An Attention Economy in the grandest sense is the situation where all system management decisions are made by appeal to models describing the flow and concentration of attention across a network of connected attenders. Although this is an idealized case framed in technical jargon, my view is that using attention models will increasingly be preferred to other kinds of economic models (especially financial models) as the primary tools for social organization. Right now, financial models are responsible for nearly all social organizing decisions: both for the distribution of labor and resources but also for the policy decisions that shape our systems of governance. I will argue later on that attention models are fundamentally a measure of consensus and therefore may function as the legitimate grounds for a self-organized system of governance, while at the same time working as a model for collectively planning the production, distribution, consumption, and recycling of our natural resources. In this sense, an Attention Economy is a complete system for social organization, and therefore may function in the ideal case without either money or centralized political institutions significantly determining the results. Although we are far from the ideal case, this systemic reorganization is simplifying and unifying, and is a fundamental component in the package of solutions that humanity has been slowly preparing as the systemic failures of the late 20th century have highlighted its undeniable weaknesses. I think the Attention Economy is the kind of fundamental reorganization that will prepare us for the century we currently find ourselves in. I also think that we are already well into the development of an Attention Economy. Still, this is not an easy solution and our success is by no means certain. It will require cooperation on a global scale to reorganize our social institutions equitably and peaceably, and the sooner we understand how it works the sooner we can start to prepare. I am getting far ahead of myself, but I hope we discuss all these things with far more depth and care. 
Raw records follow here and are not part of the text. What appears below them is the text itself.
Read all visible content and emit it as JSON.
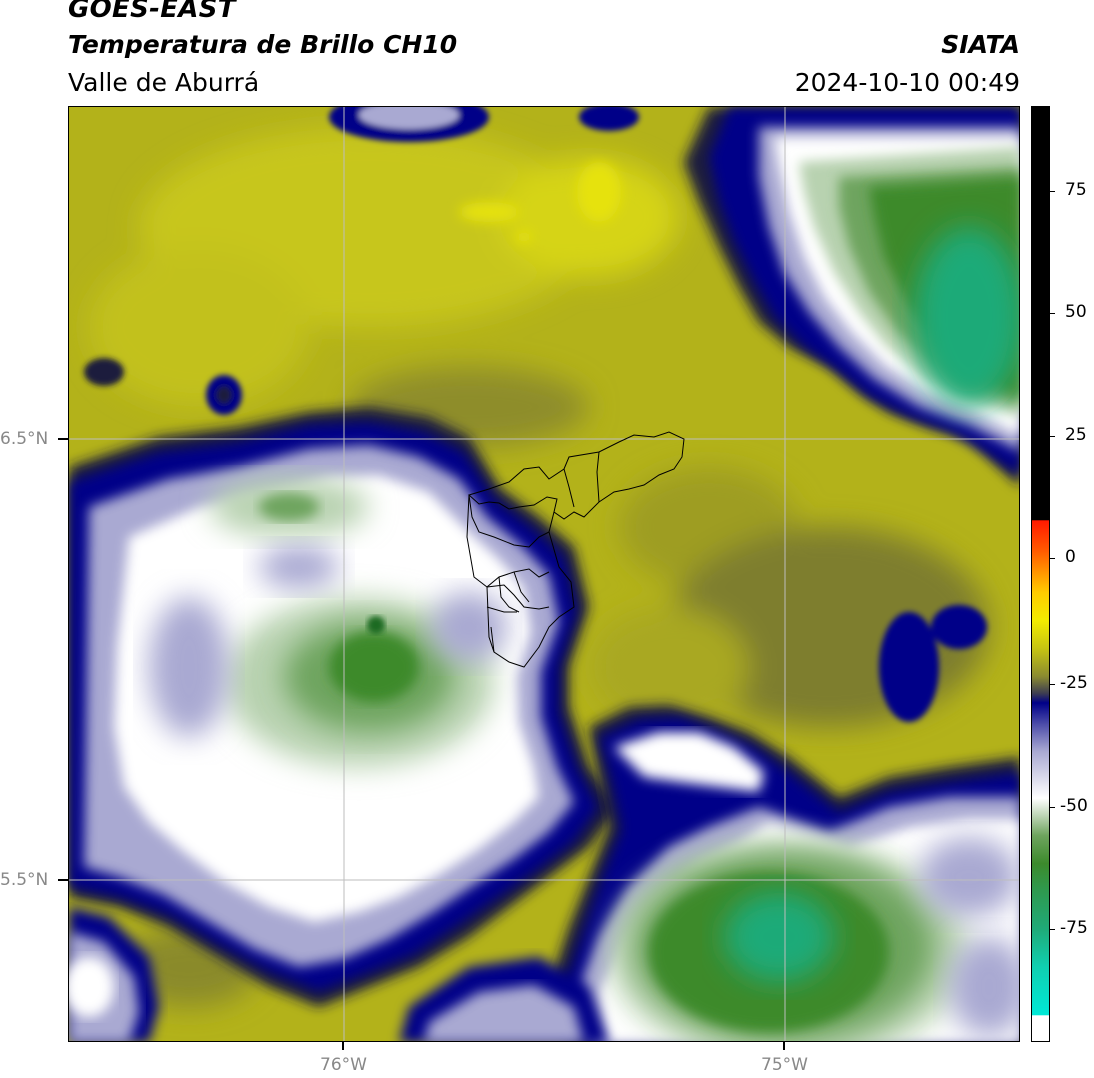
{
  "header": {
    "satellite": "GOES-EAST",
    "product": "Temperatura de Brillo CH10",
    "region": "Valle de Aburrá",
    "brand": "SIATA",
    "timestamp": "2024-10-10 00:49"
  },
  "map": {
    "lat_labels": [
      "6.5°N",
      "5.5°N"
    ],
    "lon_labels": [
      "76°W",
      "75°W"
    ],
    "gridlines": true,
    "overlay": "municipal boundaries of Valle de Aburrá"
  },
  "colorbar": {
    "ticks": [
      "75",
      "50",
      "25",
      "0",
      "-25",
      "-50",
      "-75"
    ],
    "tick_values": [
      75,
      50,
      25,
      0,
      -25,
      -50,
      -75
    ],
    "range": [
      -95,
      92
    ],
    "colors": {
      "black": "#000000",
      "red": "#ff2000",
      "orange": "#ff9a00",
      "yellow": "#f2ec00",
      "olive": "#b3b21a",
      "dark_navy": "#1e1e3c",
      "navy": "#000088",
      "lavender": "#a9a9d2",
      "white": "#ffffff",
      "light_green": "#b8d2b0",
      "green": "#3c8a2c",
      "teal": "#1faa78",
      "cyan": "#00e8d6"
    }
  }
}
The most immediate and obviously pressing issue is: what does this look like forme, as an individual, as a member of a society organized by attention? Am I justa node in the network?
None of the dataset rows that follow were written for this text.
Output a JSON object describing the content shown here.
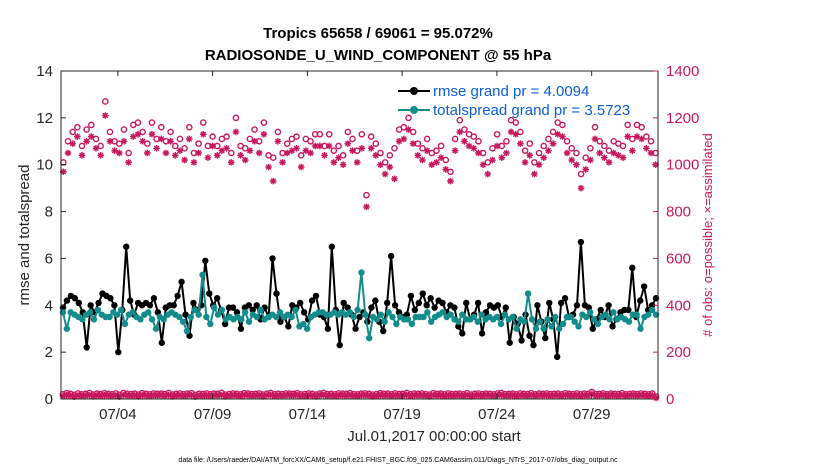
{
  "chart_data": {
    "type": "line",
    "title_line1": "Tropics 65658 / 69061 = 95.072%",
    "title_line2": "RADIOSONDE_U_WIND_COMPONENT @ 55 hPa",
    "xlabel": "Jul.01,2017 00:00:00 start",
    "ylabel": "rmse and totalspread",
    "ylabel_right": "# of obs: o=possible; ×=assimilated",
    "footer": "data file: /Users/raeder/DAI/ATM_forcXX/CAM6_setup/f.e21.FHIST_BGC.f09_025.CAM6assim.011/Diags_NTrS_2017-07/obs_diag_output.nc",
    "x_range": [
      0,
      31.5
    ],
    "ylim": [
      0,
      14
    ],
    "y_ticks": [
      "0",
      "2",
      "4",
      "6",
      "8",
      "10",
      "12",
      "14"
    ],
    "ylim_right": [
      0,
      1400
    ],
    "y_ticks_right": [
      "0",
      "200",
      "400",
      "600",
      "800",
      "1000",
      "1200",
      "1400"
    ],
    "x_ticks": [
      {
        "day": 3,
        "label": "07/04"
      },
      {
        "day": 8,
        "label": "07/09"
      },
      {
        "day": 13,
        "label": "07/14"
      },
      {
        "day": 18,
        "label": "07/19"
      },
      {
        "day": 23,
        "label": "07/24"
      },
      {
        "day": 28,
        "label": "07/29"
      }
    ],
    "legend": {
      "placement": "top-right",
      "entries": [
        "rmse grand pr = 4.0094",
        "totalspread grand pr = 3.5723"
      ]
    },
    "colors": {
      "rmse": "#000000",
      "spread": "#138c8c",
      "obs": "#c8175e",
      "legend_text": "#0b5fd6"
    },
    "rmse": [
      3.9,
      4.2,
      4.4,
      4.3,
      4.1,
      3.7,
      2.2,
      4.0,
      3.7,
      4.1,
      4.5,
      4.4,
      4.3,
      4.0,
      2.0,
      3.8,
      6.5,
      4.2,
      3.6,
      4.1,
      4.0,
      4.1,
      4.0,
      4.3,
      3.7,
      2.4,
      3.9,
      4.0,
      4.0,
      4.4,
      5.0,
      3.6,
      2.7,
      4.1,
      3.8,
      4.0,
      5.9,
      4.5,
      4.0,
      4.3,
      3.8,
      3.2,
      3.9,
      3.9,
      3.7,
      3.0,
      3.9,
      4.0,
      3.8,
      4.0,
      3.4,
      3.9,
      3.5,
      6.0,
      4.5,
      3.3,
      3.5,
      3.1,
      4.0,
      3.9,
      4.1,
      3.7,
      3.4,
      4.2,
      4.4,
      3.6,
      3.5,
      3.0,
      6.5,
      3.8,
      2.3,
      4.1,
      3.9,
      3.6,
      3.0,
      3.5,
      3.7,
      3.3,
      3.9,
      4.2,
      3.3,
      2.9,
      4.1,
      6.1,
      4.0,
      3.7,
      3.5,
      3.6,
      4.4,
      3.8,
      4.1,
      4.5,
      4.0,
      4.3,
      3.9,
      4.2,
      4.1,
      3.7,
      4.0,
      3.9,
      3.1,
      2.8,
      4.1,
      3.4,
      3.6,
      4.1,
      2.8,
      3.7,
      4.0,
      3.9,
      4.0,
      3.5,
      3.9,
      2.4,
      3.5,
      3.2,
      2.5,
      3.6,
      2.7,
      2.3,
      4.0,
      3.3,
      2.6,
      4.1,
      3.4,
      1.8,
      4.1,
      4.3,
      3.5,
      3.6,
      4.0,
      6.7,
      4.0,
      3.9,
      3.0,
      3.4,
      3.8,
      3.5,
      4.0,
      3.1,
      3.4,
      3.7,
      3.8,
      3.8,
      5.6,
      3.5,
      4.2,
      4.8,
      3.8,
      4.0,
      4.3
    ],
    "spread": [
      3.7,
      3.0,
      3.7,
      3.6,
      3.5,
      3.4,
      3.6,
      3.7,
      3.4,
      3.8,
      3.6,
      3.5,
      3.5,
      3.7,
      3.6,
      3.8,
      3.2,
      3.6,
      3.7,
      3.5,
      3.4,
      3.6,
      3.7,
      3.4,
      3.0,
      3.5,
      3.4,
      3.6,
      3.7,
      3.6,
      3.5,
      3.3,
      2.9,
      3.5,
      3.8,
      3.6,
      5.3,
      3.5,
      3.2,
      3.9,
      3.6,
      3.8,
      3.4,
      3.5,
      3.4,
      3.5,
      3.4,
      3.7,
      3.3,
      3.6,
      3.5,
      3.8,
      3.4,
      3.5,
      3.6,
      3.5,
      3.7,
      3.5,
      3.6,
      3.5,
      3.8,
      3.1,
      3.2,
      3.0,
      3.5,
      3.6,
      3.7,
      3.7,
      3.6,
      3.6,
      3.7,
      3.6,
      3.7,
      3.6,
      3.7,
      3.5,
      3.8,
      5.4,
      3.6,
      2.6,
      3.5,
      3.4,
      3.6,
      3.3,
      3.7,
      3.5,
      3.2,
      3.5,
      3.4,
      3.4,
      3.2,
      3.5,
      3.5,
      3.5,
      3.7,
      3.3,
      3.5,
      3.6,
      3.7,
      3.5,
      3.6,
      3.4,
      3.3,
      3.6,
      3.4,
      3.4,
      3.5,
      3.3,
      3.6,
      3.4,
      3.5,
      3.4,
      3.5,
      3.2,
      3.6,
      3.4,
      3.5,
      3.0,
      3.4,
      3.3,
      4.5,
      3.4,
      3.0,
      3.3,
      3.0,
      3.4,
      3.1,
      3.5,
      3.0,
      3.2,
      3.5,
      3.5,
      3.3,
      3.1,
      3.6,
      3.5,
      3.7,
      3.4,
      3.2,
      3.5,
      3.6,
      3.4,
      3.7,
      3.4,
      3.5,
      3.4,
      3.3,
      3.6,
      3.6,
      3.0,
      3.5,
      3.6,
      3.8,
      3.6
    ],
    "obs_possible": [
      1010,
      1100,
      1140,
      1160,
      1080,
      1150,
      1170,
      1110,
      1080,
      1270,
      1140,
      1100,
      1090,
      1150,
      1050,
      1170,
      1180,
      1140,
      1090,
      1180,
      1110,
      1160,
      1100,
      1140,
      1080,
      1110,
      1070,
      1160,
      1050,
      1090,
      1180,
      1080,
      1120,
      1080,
      1110,
      1120,
      1050,
      1200,
      1080,
      1070,
      1110,
      1150,
      1100,
      1180,
      1040,
      1030,
      1140,
      1050,
      1090,
      1110,
      1120,
      1040,
      1110,
      1100,
      1130,
      1130,
      1080,
      1130,
      1060,
      1080,
      1040,
      1140,
      1110,
      1060,
      1130,
      870,
      1120,
      1090,
      1050,
      1010,
      1040,
      1070,
      1150,
      1160,
      1200,
      1140,
      1090,
      1070,
      1110,
      1050,
      1060,
      1080,
      1020,
      970,
      1110,
      1190,
      1150,
      1130,
      1120,
      1100,
      1050,
      1010,
      1070,
      1130,
      1080,
      1100,
      1190,
      1180,
      1140,
      1060,
      1090,
      1010,
      1050,
      1080,
      1110,
      1140,
      1180,
      1170,
      1100,
      1070,
      1050,
      960,
      1030,
      1070,
      1160,
      1100,
      1080,
      1060,
      1100,
      1090,
      1080,
      1170,
      1110,
      1170,
      1160,
      1120,
      1100,
      1050
    ],
    "obs_assim": [
      970,
      1050,
      1090,
      1120,
      1040,
      1100,
      1120,
      1070,
      1040,
      1210,
      1100,
      1060,
      1050,
      1100,
      1010,
      1120,
      1130,
      1100,
      1050,
      1130,
      1070,
      1110,
      1050,
      1100,
      1040,
      1060,
      1020,
      1110,
      1010,
      1050,
      1130,
      1030,
      1080,
      1040,
      1060,
      1070,
      1010,
      1140,
      1040,
      1020,
      1060,
      1100,
      1050,
      1130,
      990,
      930,
      1100,
      1010,
      1050,
      1060,
      1070,
      990,
      1060,
      1050,
      1080,
      1080,
      1040,
      1080,
      1010,
      1030,
      1000,
      1090,
      1060,
      1010,
      1070,
      820,
      1070,
      1040,
      1000,
      960,
      990,
      940,
      1100,
      1110,
      1150,
      1090,
      1040,
      1020,
      1060,
      1000,
      1010,
      1030,
      980,
      930,
      1060,
      1140,
      1100,
      1080,
      1070,
      1050,
      1000,
      960,
      1020,
      1080,
      1030,
      1050,
      1140,
      1130,
      1090,
      1010,
      1040,
      960,
      1000,
      1030,
      1060,
      1090,
      1130,
      1120,
      1050,
      1020,
      1000,
      900,
      980,
      1020,
      1110,
      1050,
      1030,
      1010,
      1050,
      1040,
      1030,
      1120,
      1060,
      1120,
      1110,
      1070,
      1050,
      1000
    ],
    "obs_bottom_possible": [
      20,
      25,
      22,
      18,
      24,
      20,
      22,
      26,
      19,
      23,
      21,
      25,
      22,
      20,
      24,
      18,
      26,
      22,
      21,
      23,
      19,
      25,
      22,
      20,
      24,
      22,
      23,
      21,
      26,
      19,
      22,
      24,
      20,
      23,
      25,
      18,
      22,
      21,
      24,
      20,
      23,
      22,
      26,
      19,
      21,
      24,
      22,
      20,
      25,
      23,
      21,
      22,
      24,
      19,
      23,
      26,
      20,
      22,
      21,
      24,
      23,
      22,
      25,
      20,
      21,
      24,
      22,
      19,
      23,
      26,
      21,
      22,
      20,
      24,
      23,
      22,
      25,
      21,
      20,
      23,
      24,
      22,
      19,
      21,
      25,
      22,
      23,
      20,
      24,
      21,
      22,
      26,
      20,
      23,
      22,
      24,
      21,
      19,
      25,
      22,
      23,
      20,
      24,
      21,
      22,
      23,
      20,
      25,
      19,
      22,
      24,
      21,
      23,
      22,
      20,
      24,
      26,
      21,
      22,
      23,
      20,
      24,
      22,
      21,
      25,
      20,
      23,
      22,
      24,
      21,
      22,
      23,
      20,
      25,
      22,
      21,
      24,
      20,
      23,
      22,
      30,
      21,
      22,
      24,
      20,
      23,
      22,
      21,
      25,
      20,
      22,
      23,
      21,
      24,
      22,
      20,
      23,
      10
    ],
    "obs_bottom_assim": [
      12,
      16,
      14,
      10,
      15,
      12,
      14,
      17,
      11,
      15,
      13,
      16,
      14,
      12,
      15,
      10,
      17,
      14,
      13,
      15,
      11,
      16,
      14,
      12,
      15,
      14,
      15,
      13,
      17,
      11,
      14,
      15,
      12,
      15,
      16,
      10,
      14,
      13,
      15,
      12,
      15,
      14,
      17,
      11,
      13,
      15,
      14,
      12,
      16,
      15,
      13,
      14,
      15,
      11,
      15,
      17,
      12,
      14,
      13,
      15,
      15,
      14,
      16,
      12,
      13,
      15,
      14,
      11,
      15,
      17,
      13,
      14,
      12,
      15,
      15,
      14,
      16,
      13,
      12,
      15,
      15,
      14,
      11,
      13,
      16,
      14,
      15,
      12,
      15,
      13,
      14,
      17,
      12,
      15,
      14,
      15,
      13,
      11,
      16,
      14,
      15,
      12,
      15,
      13,
      14,
      15,
      12,
      16,
      11,
      14,
      15,
      13,
      15,
      14,
      12,
      15,
      17,
      13,
      14,
      15,
      12,
      15,
      14,
      13,
      16,
      12,
      15,
      14,
      15,
      13,
      14,
      15,
      12,
      16,
      14,
      13,
      15,
      12,
      15,
      14,
      22,
      13,
      14,
      15,
      12,
      15,
      14,
      13,
      16,
      12,
      14,
      15,
      13,
      15,
      14,
      12,
      15,
      4
    ]
  }
}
I cannot answer this question with any precision; such outcomes very much depend on the steps we take from here. I have important things to say about the humanitarian and digital values that inform the directions I would hope to see a mature attention-based economy grow. I believe that if realized properly, an attention economy will generate profoundly liberating and creative human actions, at a scale suited to the incredible challenges we face. But this is all lofty idealism, and there will be time for that later. I plan to continue these posts on a weekly basis, and in the next post I want to give you a simple, intuitive description of how an attention economy would work on an individual, practical, day-to-day scale. I will describe a simple idea, a toy model, that is meant to make the behavior of an attention economy understandable and intuitive, yet give some sense for how those actions scale up to the level of complex systems management on the order of global human populations. As we continue to discuss the Attention Economy, this model will be a useful reference point for describing the dynamics of our future. Part of the fun will be figuring out the formal structure of the toy model as we go.